Examining the history of those ancestors, one must marvel at the bold, daring risk they undertook – their fearlessness and courage. They were agriculture workers and persons from India’s labouring class, who were enticed to leave their homes, thousands of miles away – most from villages in Utter Pradesh and Bihar in northern India, others from Calcutta and the southern regions.
This was the middle of the nineteenth century, when travel meant miles over land, then a three-month voyage, crossing the treacherous Indian Ocean, around southern Africa then across the Atlantic and finally landing in an unheard-of island called, “Chinitat”, the home their children and all other citizens now call The Republic of Trinidad and Tobago.
As citizens, we all need to understand the arduous struggles of the forefathers of our land.
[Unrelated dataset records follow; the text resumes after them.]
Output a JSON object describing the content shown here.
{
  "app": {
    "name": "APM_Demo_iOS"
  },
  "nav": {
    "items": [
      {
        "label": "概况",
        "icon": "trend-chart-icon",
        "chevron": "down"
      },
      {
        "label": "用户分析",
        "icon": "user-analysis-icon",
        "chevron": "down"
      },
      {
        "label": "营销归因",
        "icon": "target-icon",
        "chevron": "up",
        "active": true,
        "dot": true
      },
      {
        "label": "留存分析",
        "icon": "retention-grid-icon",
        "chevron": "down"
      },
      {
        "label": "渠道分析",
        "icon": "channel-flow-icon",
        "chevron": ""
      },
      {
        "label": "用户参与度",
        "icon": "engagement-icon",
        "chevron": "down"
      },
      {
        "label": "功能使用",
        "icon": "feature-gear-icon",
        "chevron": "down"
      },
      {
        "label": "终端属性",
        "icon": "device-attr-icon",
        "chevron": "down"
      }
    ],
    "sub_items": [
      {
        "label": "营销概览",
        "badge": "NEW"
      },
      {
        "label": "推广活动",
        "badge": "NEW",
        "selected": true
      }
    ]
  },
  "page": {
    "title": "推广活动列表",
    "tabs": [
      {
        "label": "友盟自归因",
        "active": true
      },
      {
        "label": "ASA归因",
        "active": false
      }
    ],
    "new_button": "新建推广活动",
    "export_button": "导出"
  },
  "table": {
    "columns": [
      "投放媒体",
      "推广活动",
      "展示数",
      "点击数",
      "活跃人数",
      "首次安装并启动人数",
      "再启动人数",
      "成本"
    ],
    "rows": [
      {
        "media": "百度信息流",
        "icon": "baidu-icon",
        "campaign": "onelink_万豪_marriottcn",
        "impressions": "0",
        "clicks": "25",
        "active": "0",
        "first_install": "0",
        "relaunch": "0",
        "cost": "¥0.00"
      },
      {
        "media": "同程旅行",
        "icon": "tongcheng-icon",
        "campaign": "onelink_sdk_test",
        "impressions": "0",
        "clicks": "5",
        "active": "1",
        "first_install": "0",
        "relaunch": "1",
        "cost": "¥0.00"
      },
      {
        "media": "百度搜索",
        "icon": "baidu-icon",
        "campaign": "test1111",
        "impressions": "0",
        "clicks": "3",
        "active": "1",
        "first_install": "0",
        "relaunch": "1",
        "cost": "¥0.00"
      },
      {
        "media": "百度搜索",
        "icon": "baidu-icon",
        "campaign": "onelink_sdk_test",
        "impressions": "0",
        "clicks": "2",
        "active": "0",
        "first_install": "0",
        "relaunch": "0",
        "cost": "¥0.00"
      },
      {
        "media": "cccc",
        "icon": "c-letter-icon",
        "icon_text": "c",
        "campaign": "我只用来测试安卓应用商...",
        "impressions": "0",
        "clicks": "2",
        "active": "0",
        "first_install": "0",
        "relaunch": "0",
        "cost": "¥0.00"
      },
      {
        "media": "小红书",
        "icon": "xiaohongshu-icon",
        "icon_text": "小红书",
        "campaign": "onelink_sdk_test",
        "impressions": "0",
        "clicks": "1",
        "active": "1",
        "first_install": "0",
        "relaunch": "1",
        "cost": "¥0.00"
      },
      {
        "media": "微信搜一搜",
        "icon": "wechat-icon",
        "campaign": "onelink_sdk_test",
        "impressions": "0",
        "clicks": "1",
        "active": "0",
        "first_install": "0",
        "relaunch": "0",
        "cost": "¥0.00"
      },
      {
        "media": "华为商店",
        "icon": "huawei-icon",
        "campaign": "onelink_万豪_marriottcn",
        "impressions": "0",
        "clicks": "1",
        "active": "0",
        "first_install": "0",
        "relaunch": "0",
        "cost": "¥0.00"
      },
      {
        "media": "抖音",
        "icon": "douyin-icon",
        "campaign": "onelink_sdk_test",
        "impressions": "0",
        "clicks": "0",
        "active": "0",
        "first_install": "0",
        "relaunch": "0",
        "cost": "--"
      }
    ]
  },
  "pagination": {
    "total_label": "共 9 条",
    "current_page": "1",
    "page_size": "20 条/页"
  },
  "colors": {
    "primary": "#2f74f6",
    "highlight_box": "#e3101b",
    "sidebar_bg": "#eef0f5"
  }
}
We all need, as we look forward, to look back, into our nation’s history so that we will approach our collective future with greater clarity and confidence.
We should be minded that after the Abolition of African slavery in 1838, the British colonial authorities set about, replacing the slaves who left the plantations, with some 150,000 Indian indentured immigrants, on contract, over the period 1845 to 1917.
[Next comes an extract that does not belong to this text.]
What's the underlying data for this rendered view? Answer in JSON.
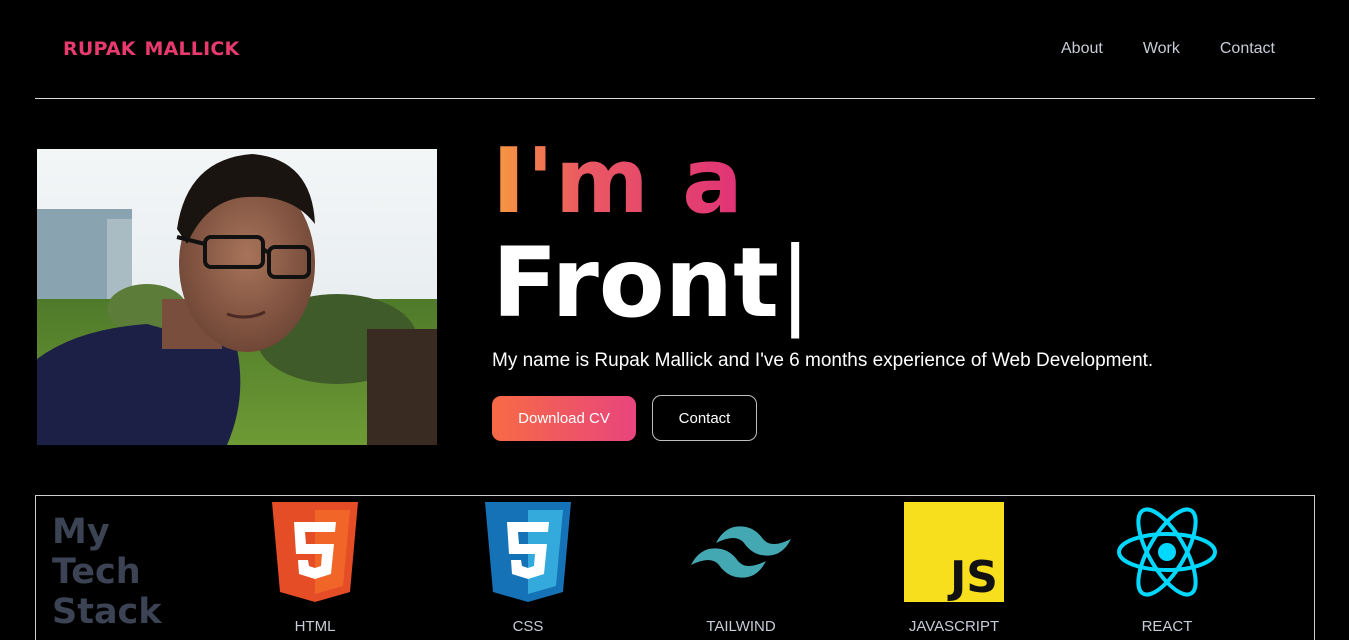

Today, we must all celebrate the strength displayed by subsequent generations of the Indian community, over the past one hundred and seventy-nine years.
Fortunately for the indentured, there were no successful attempts by the colonials of systemic “cultural erasure.” In this new land, they were allowed to retain their religion and their culture, which gave their community a sense of being.
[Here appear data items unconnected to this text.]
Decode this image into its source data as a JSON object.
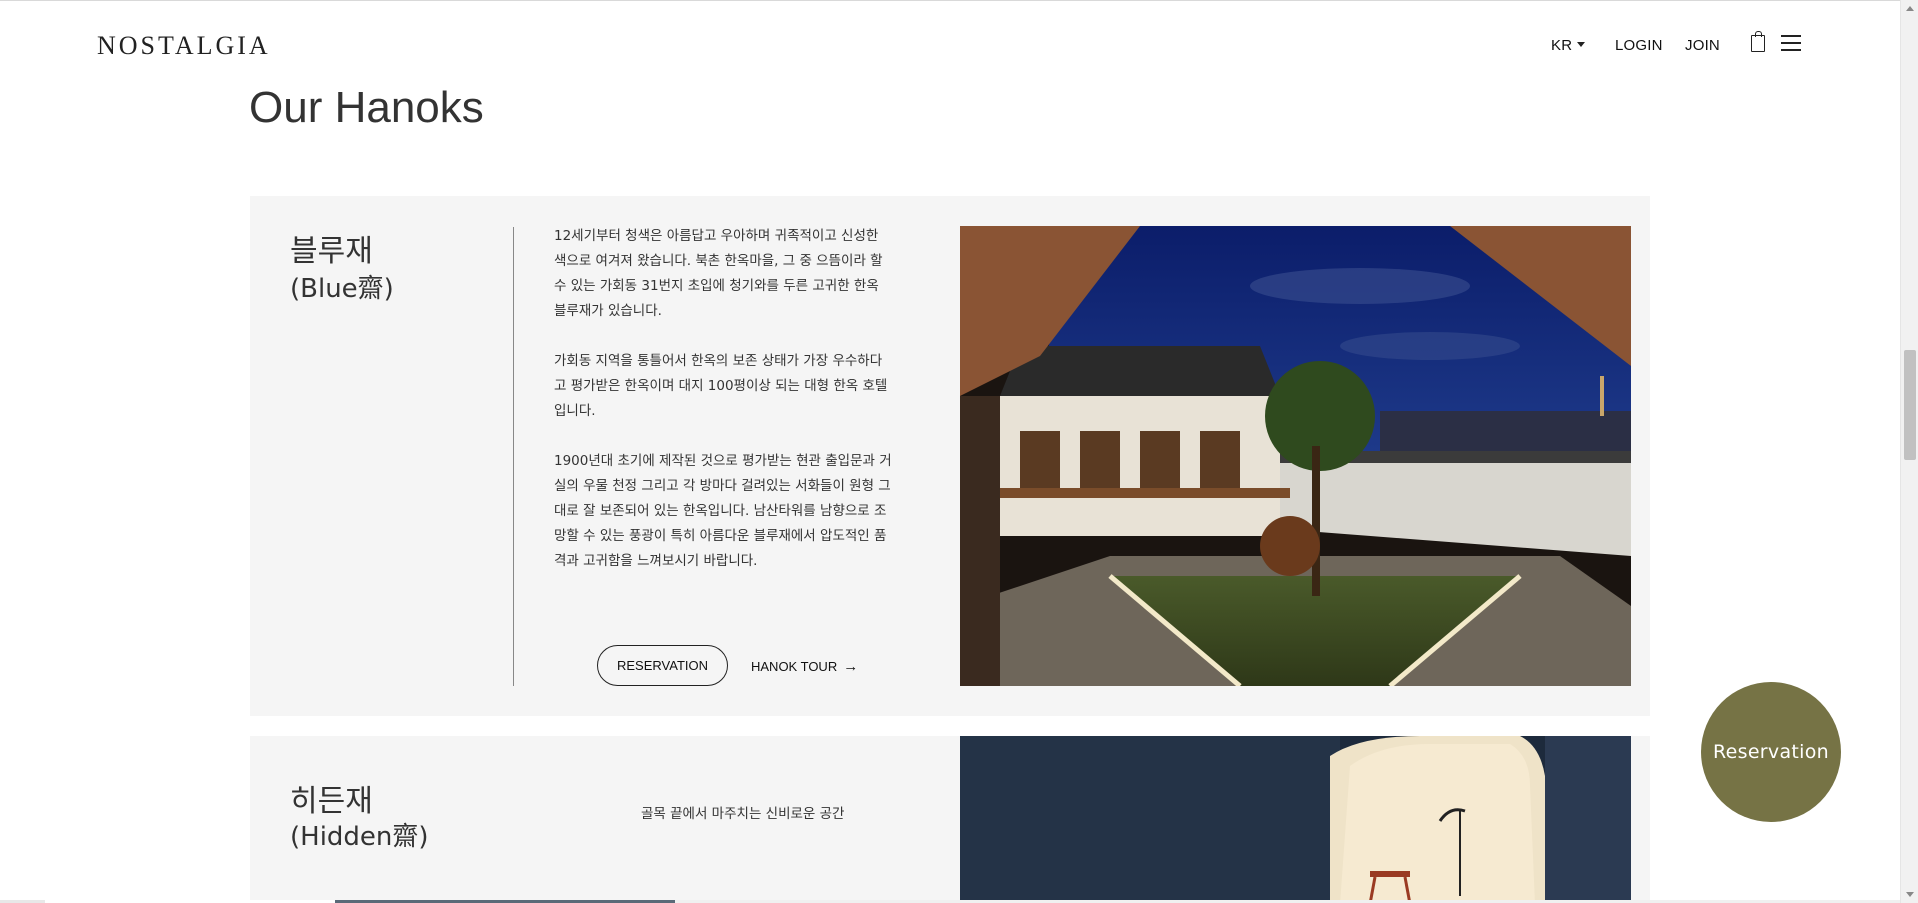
{
  "header": {
    "logo": "NOSTALGIA",
    "lang": "KR",
    "login": "LOGIN",
    "join": "JOIN",
    "icons": [
      "shopping-bag-icon",
      "hamburger-menu-icon"
    ]
  },
  "section_title": "Our Hanoks",
  "hanoks": [
    {
      "name_ko": "블루재",
      "name_en": "(Blue齋)",
      "paragraphs": [
        "12세기부터 청색은 아름답고 우아하며 귀족적이고 신성한 색으로 여겨져 왔습니다. 북촌 한옥마을, 그 중 으뜸이라 할 수 있는 가회동 31번지 초입에 청기와를 두른 고귀한 한옥 블루재가 있습니다.",
        "가회동 지역을 통틀어서 한옥의 보존 상태가 가장 우수하다고 평가받은 한옥이며 대지 100평이상 되는 대형 한옥 호텔입니다.",
        "1900년대 초기에 제작된 것으로 평가받는 현관 출입문과 거실의 우물 천정 그리고 각 방마다 걸려있는 서화들이 원형 그대로 잘 보존되어 있는 한옥입니다. 남산타워를 남향으로 조망할 수 있는 풍광이 특히 아름다운 블루재에서 압도적인 품격과 고귀함을 느껴보시기 바랍니다."
      ],
      "reservation_label": "RESERVATION",
      "tour_label": "HANOK TOUR"
    },
    {
      "name_ko": "히든재",
      "name_en": "(Hidden齋)",
      "tagline": "골목 끝에서 마주치는 신비로운 공간"
    }
  ],
  "float_button": "Reservation",
  "colors": {
    "accent": "#767345",
    "card_bg": "#f5f5f5",
    "text": "#333333"
  }
}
Dr Eric Williams, considered as “the Father of our Nation” stated in 1970 that there could be “No Mother India, No Mother Africa, No Mother China, or Mother Syria, but only Mother Trinidad and Tobago.”
The United Nations Economic Social and Cultural Organisation (UNESCO) in a position paper on “Multiculturalism” wrote that the “successful management of multiculturalism, and multiethnic societies (as ours) requires not only a democratic polity, but the struggle against social inequalities and exclusion.”
We, in Trinidad and Tobago, can claim proudly that UNESCO was speaking about our history as a nation. As a people we have maintained “a democratic polity” and continue to fight against “social inequalities and exclusion.”
The Indian community, as it looks at its achievements today, can point to its ancestors of 1845, and proudly to the successes of their subsequent generations in various fields that encompass the whole range of this country’s achievements.
Let us all in this nation salute and celebrate with our brothers and sisters.
May God continue to Bless Trinidad and Tobago.